Omitting the Negative
When you encounter a negative experience – learn from it. Don’t spend a lot of time dwelling on it, you don’t need to let it consume valuable real estate in your head; you have so much more ahead of you. Omitting the negative does not happen by itself, you will need to make some effort to truly banish negativity from your life. But it can be done with highly impressive results. Take the experience of the George Mason University men’s basketball team in the 2006 NCAA championships as an example.
Although the George Mason Patriots won an impressive 23 games during the 2005-06 season and even were ranked in the top 25 for a week, the experts all agreed they were lucky to reach the championship tournament and had no chance to win even one game.
However, George Mason players and coaches continued omitting all the negativity surrounding them and reached the “Final Four” round of the tournament, finally losing to eventual champion Florida State but proving there is no limit on how far omitting the negative can take you.
Nailing Your Brand
After developing the substance of your personal brand and landing it, you need to nail, package and market it to your audience (employer, group, organization). Answer these questions: Who am I? What do I want to be? How do I want to be perceived? Most of us don’t think of ourselves as “a package,” but all of us are packages.
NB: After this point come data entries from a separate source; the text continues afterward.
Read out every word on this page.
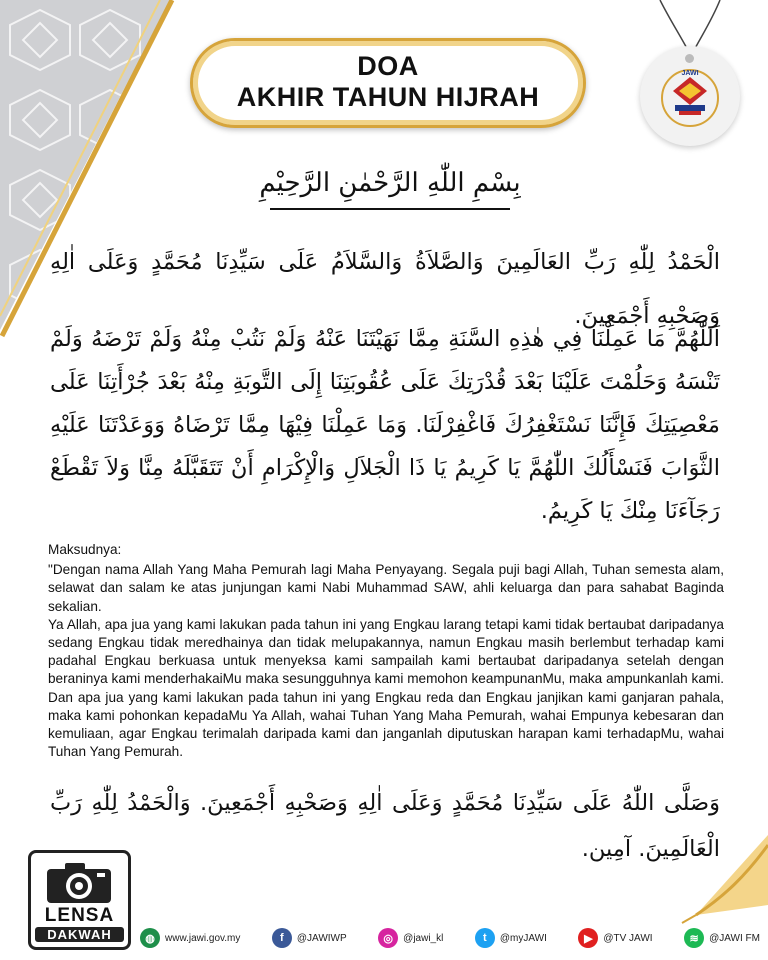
DOA
AKHIR TAHUN HIJRAH
JAWI
بِسْمِ اللّٰهِ الرَّحْمٰنِ الرَّحِيْمِ
الْحَمْدُ لِلّٰهِ رَبِّ العَالَمِينَ وَالصَّلاَةُ وَالسَّلاَمُ عَلَى سَيِّدِنَا مُحَمَّدٍ وَعَلَى اٰلِهِ وَصَحْبِهِ أَجْمَعِينَ.
اَللّٰهُمَّ مَا عَمِلْنَا فِي هٰذِهِ السَّنَةِ مِمَّا نَهَيْتَنَا عَنْهُ وَلَمْ نَتُبْ مِنْهُ وَلَمْ تَرْضَهُ وَلَمْ تَنْسَهُ وَحَلُمْتَ عَلَيْنَا بَعْدَ قُدْرَتِكَ عَلَى عُقُوبَتِنَا إِلَى التَّوبَةِ مِنْهُ بَعْدَ جُرْأَتِنَا عَلَى مَعْصِيَتِكَ فَإِنَّنَا نَسْتَغْفِرُكَ فَاغْفِرْلَنَا. وَمَا عَمِلْنَا فِيْهَا مِمَّا تَرْضَاهُ وَوَعَدْتَنَا عَلَيْهِ الثَّوَابَ فَنَسْأَلُكَ اللّٰهُمَّ يَا كَرِيمُ يَا ذَا الْجَلاَلِ وَالْإِكْرَامِ أَنْ تَتَقَبَّلَهُ مِنَّا وَلاَ تَقْطَعْ رَجَآءَنَا مِنْكَ يَا كَرِيمُ.

Maksudnya:

"Dengan nama Allah Yang Maha Pemurah lagi Maha Penyayang. Segala puji bagi Allah, Tuhan semesta alam, selawat dan salam ke atas junjungan kami Nabi Muhammad SAW, ahli keluarga dan para sahabat Baginda sekalian.

Ya Allah, apa jua yang kami lakukan pada tahun ini yang Engkau larang tetapi kami tidak bertaubat daripadanya sedang Engkau tidak meredhainya dan tidak melupakannya, namun Engkau masih berlembut terhadap kami padahal Engkau berkuasa untuk menyeksa kami sampailah kami bertaubat daripadanya setelah dengan beraninya kami menderhakaiMu maka sesungguhnya kami memohon keampunanMu, maka ampunkanlah kami. Dan apa jua yang kami lakukan pada tahun ini yang Engkau reda dan Engkau janjikan kami ganjaran pahala, maka kami pohonkan kepadaMu Ya Allah, wahai Tuhan Yang Maha Pemurah, wahai Empunya kebesaran dan kemuliaan, agar Engkau terimalah daripada kami dan janganlah diputuskan harapan kami terhadapMu, wahai Tuhan Yang Pemurah.

وَصَلَّى اللّٰهُ عَلَى سَيِّدِنَا مُحَمَّدٍ وَعَلَى اٰلِهِ وَصَحْبِهِ أَجْمَعِينَ. وَالْحَمْدُ لِلّٰهِ رَبِّ الْعَالَمِينَ. آمِين.
LENSA
DAKWAH	◍	www.jawi.gov.my	f	@JAWIWP	◎	@jawi_kl	t	@myJAWI	▶	@TV JAWI	≋	@JAWI FM
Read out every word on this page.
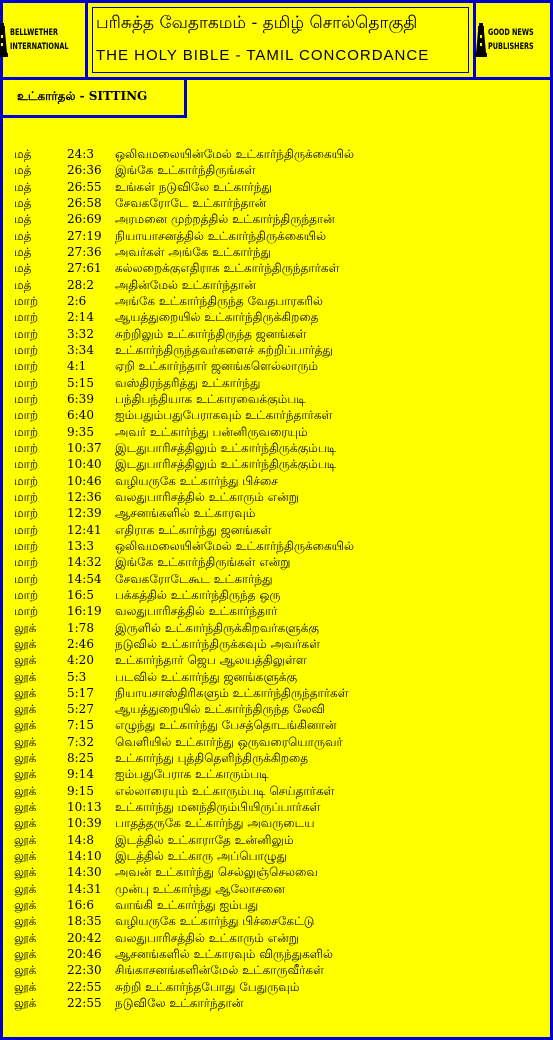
BELLWETHER
INTERNATIONAL
பரிசுத்த வேதாகமம் - தமிழ் சொல்தொகுதி
THE HOLY BIBLE - TAMIL CONCORDANCE
GOOD NEWS
PUBLISHERS
உட்கார்தல் - SITTING
மத்	24:3 ஒலிவமலையின்மேல் உட்கார்ந்திருக்கையில்
மத்	26:36 இங்கே உட்கார்ந்திருங்கள்
மத்	26:55 உங்கள் நடுவிலே உட்கார்ந்து
மத்	26:58 சேவகரோடே உட்கார்ந்தான்
மத்	26:69 அரமனை முற்றத்தில் உட்கார்ந்திருந்தான்
மத்	27:19 நியாயாசனத்தில் உட்கார்ந்திருக்கையில்
மத்	27:36 அவர்கள் அங்கே உட்கார்ந்து
மத்	27:61 கல்லறைக்குஎதிராக உட்கார்ந்திருந்தார்கள்
மத்	28:2 அதின்மேல் உட்கார்ந்தான்
மாற் 2:6 அங்கே உட்கார்ந்திருந்த வேதபாரகரில்
மாற் 2:14 ஆயத்துறையில் உட்கார்ந்திருக்கிறதை
மாற் 3:32 சுற்றிலும் உட்கார்ந்திருந்த ஜனங்கள்
மாற் 3:34 உட்கார்ந்திருந்தவர்களைச் சுற்றிப்பார்த்து
மாற் 4:1 ஏறி உட்கார்ந்தார் ஜனங்களெல்லாரும்
மாற் 5:15 வஸ்திரந்தரித்து உட்கார்ந்து
மாற் 6:39 பந்திபந்தியாக உட்காரவைக்கும்படி
மாற் 6:40 ஐம்பதும்பதுபேராகவும் உட்கார்ந்தார்கள்
மாற் 9:35 அவர் உட்கார்ந்து பன்னிருவரையும்
மாற் 10:37 இடதுபாரிசத்திலும் உட்கார்ந்திருக்கும்படி
மாற் 10:40 இடதுபாரிசத்திலும் உட்கார்ந்திருக்கும்படி
மாற் 10:46 வழியருகே உட்கார்ந்து பிச்சை
மாற் 12:36 வலதுபாரிசத்தில் உட்காரும் என்று
மாற் 12:39 ஆசனங்களில் உட்காரவும்
மாற் 12:41 எதிராக உட்கார்ந்து ஜனங்கள்
மாற் 13:3 ஒலிவமலையின்மேல் உட்கார்ந்திருக்கையில்
மாற் 14:32 இங்கே உட்கார்ந்திருங்கள் என்று
மாற் 14:54 சேவகரோடேகூட உட்கார்ந்து
மாற் 16:5 பக்கத்தில் உட்கார்ந்திருந்த ஒரு
மாற் 16:19 வலதுபாரிசத்தில் உட்கார்ந்தார்
லூக்	1:78 இருளில் உட்கார்ந்திருக்கிறவர்களுக்கு
லூக்	2:46 நடுவில் உட்கார்ந்திருக்கவும் அவர்கள்
லூக்	4:20 உட்கார்ந்தார் ஜெப ஆலயத்திலுள்ள
லூக்	5:3 படவில் உட்கார்ந்து ஜனங்களுக்கு
லூக்	5:17 நியாயசாஸ்திரிகளும் உட்கார்ந்திருந்தார்கள்
லூக்	5:27 ஆயத்துறையில் உட்கார்ந்திருந்த லேவி
லூக்	7:15 எழுந்து உட்கார்ந்து பேசத்தொடங்கினான்
லூக்	7:32 வெளியில் உட்கார்ந்து ஒருவரையொருவர்
லூக்	8:25 உட்கார்ந்து புத்திதெளிந்திருக்கிறதை
லூக்	9:14 ஐம்பதுபேராக உட்காரும்படி
லூக்	9:15 எல்லாரையும் உட்காரும்படி செய்தார்கள்
லூக்	10:13 உட்கார்ந்து மனந்திரும்பியிருப்பார்கள்
லூக்	10:39 பாதத்தருகே உட்கார்ந்து அவருடைய
லூக்	14:8 இடத்தில் உட்காராதே உன்னிலும்
லூக்	14:10 இடத்தில் உட்காரு அப்பொழுது
லூக்	14:30 அவன் உட்கார்ந்து செல்லுஞ்செலவை
லூக்	14:31 முன்பு உட்கார்ந்து ஆலோசனை
லூக்	16:6 வாங்கி உட்கார்ந்து ஐம்பது
லூக்	18:35 வழியருகே உட்கார்ந்து பிச்சைகேட்டு
லூக்	20:42 வலதுபாரிசத்தில் உட்காரும் என்று
லூக்	20:46 ஆசனங்களில் உட்காரவும் விருந்துகளில்
லூக்	22:30 சிங்காசனங்களின்மேல் உட்காருவீர்கள்
லூக்	22:55 சுற்றி உட்கார்ந்தபோது பேதுருவும்
லூக்	22:55 நடுவிலே உட்கார்ந்தான்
Here is the trick; you want to make sure that you control your packaging (the look, feel, and experience) and the message that illuminates from it.
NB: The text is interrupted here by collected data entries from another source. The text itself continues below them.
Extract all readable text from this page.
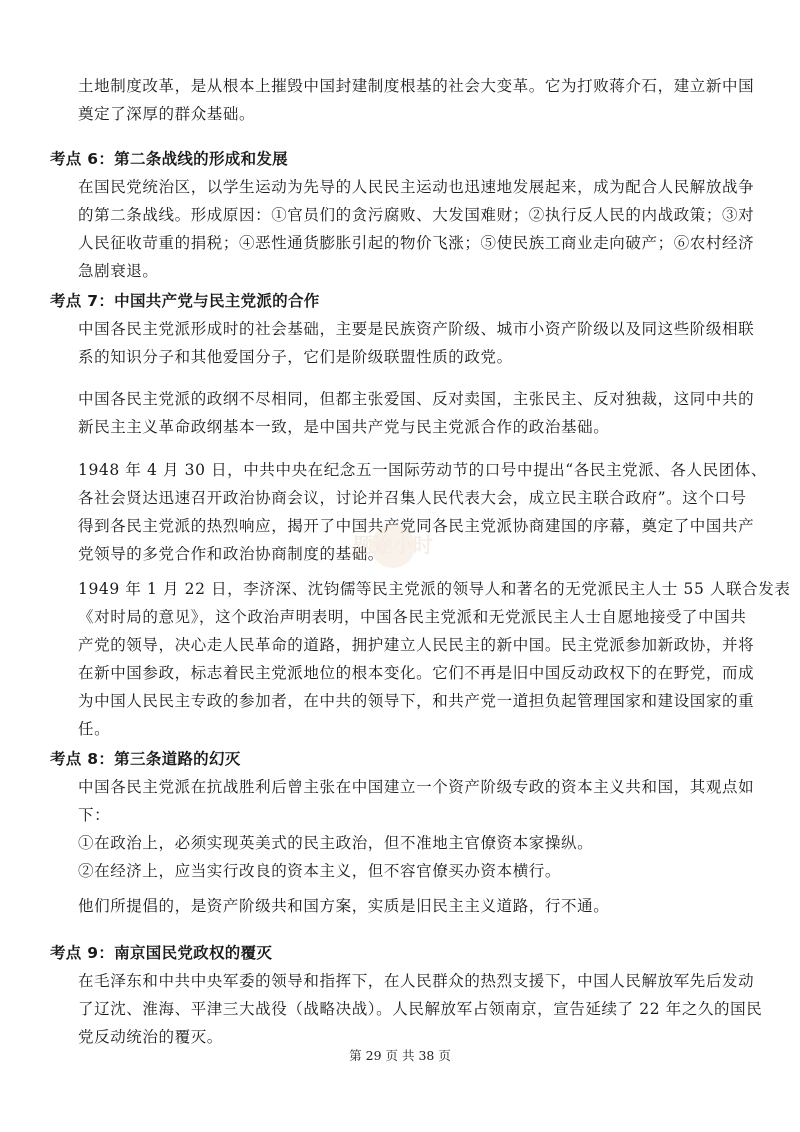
土地制度改革，是从根本上摧毁中国封建制度根基的社会大变革。它为打败蒋介石，建立新中国
奠定了深厚的群众基础。
考点 6：第二条战线的形成和发展
在国民党统治区，以学生运动为先导的人民民主运动也迅速地发展起来，成为配合人民解放战争
的第二条战线。形成原因：①官员们的贪污腐败、大发国难财；②执行反人民的内战政策；③对
人民征收苛重的捐税；④恶性通货膨胀引起的物价飞涨；⑤使民族工商业走向破产；⑥农村经济
急剧衰退。
考点 7：中国共产党与民主党派的合作
中国各民主党派形成时的社会基础，主要是民族资产阶级、城市小资产阶级以及同这些阶级相联
系的知识分子和其他爱国分子，它们是阶级联盟性质的政党。
中国各民主党派的政纲不尽相同，但都主张爱国、反对卖国，主张民主、反对独裁，这同中共的
新民主主义革命政纲基本一致，是中国共产党与民主党派合作的政治基础。
1948 年 4 月 30 日，中共中央在纪念五一国际劳动节的口号中提出“各民主党派、各人民团体、
各社会贤达迅速召开政治协商会议，讨论并召集人民代表大会，成立民主联合政府”。这个口号
得到各民主党派的热烈响应，揭开了中国共产党同各民主党派协商建国的序幕，奠定了中国共产
党领导的多党合作和政治协商制度的基础。
1949 年 1 月 22 日，李济深、沈钧儒等民主党派的领导人和著名的无党派民主人士 55 人联合发表
《对时局的意见》，这个政治声明表明，中国各民主党派和无党派民主人士自愿地接受了中国共
产党的领导，决心走人民革命的道路，拥护建立人民民主的新中国。民主党派参加新政协，并将
在新中国参政，标志着民主党派地位的根本变化。它们不再是旧中国反动政权下的在野党，而成
为中国人民民主专政的参加者，在中共的领导下，和共产党一道担负起管理国家和建设国家的重
任。
考点 8：第三条道路的幻灭
中国各民主党派在抗战胜利后曾主张在中国建立一个资产阶级专政的资本主义共和国，其观点如
下：
①在政治上，必须实现英美式的民主政治，但不准地主官僚资本家操纵。
②在经济上，应当实行改良的资本主义，但不容官僚买办资本横行。
他们所提倡的，是资产阶级共和国方案，实质是旧民主主义道路，行不通。
考点 9：南京国民党政权的覆灭
在毛泽东和中共中央军委的领导和指挥下，在人民群众的热烈支援下，中国人民解放军先后发动
了辽沈、淮海、平津三大战役（战略决战）。人民解放军占领南京，宣告延续了 22 年之久的国民
党反动统治的覆灭。
题途小时
第 29 页 共 38 页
If you still doubt the importance of nailing your brand, consider the recent experience of the National Football League, which underwent what could have been a brand-destroying four-and-a-half month lockout. While resolving the contract issue a month before the start of the regular season surely helped avoid fan backlash, the fact remains NFL TV ratings and game attendance, as well as merchandise sales, appear to be unaffected. This is due in no small part to the amazing job the NFL has done of creating its brand as “America’s Game.” The NFL did this by capitalizing on the drama inherent in what is often a violent and brutal game, emphasizing pain, conflict and personal sacrifice in the pursuit of victory. Also the many colorful characters who play and coach this unique sport were brought into the foreground. By nailing its brand image as America’s premier sports league, the NFL brushed the lockout away like a bad dream.
So now you can see how each step of the Fresh PASSION methodology is crucial to successfully building a brand. It will be interesting to watch how the National Basketball Association tries to rebuild its brand in the aftermath of the just-ended work stoppage which will delay the start of the season until Christmas Day and shorten it by 16 games.
The NBA has not built a brand as strong as that of the NFL, so hopefully owners and players can utilize Fresh PASSION tools to win back the hearts of fans and dispel whatever damage has been done to its popular image. I can tell you that even with Fresh PASSION, the NBA has a long road toward brand redemption ahead!
With that, I wish you a safe, happy and prosperous holiday season and 2012. I hope you, too, can apply Fresh PASSION to your own life and career to achieve maximum personal and professional success. Like most worthwhile things, Fresh PASSION is not always easy, but the end result more than justifies the effort.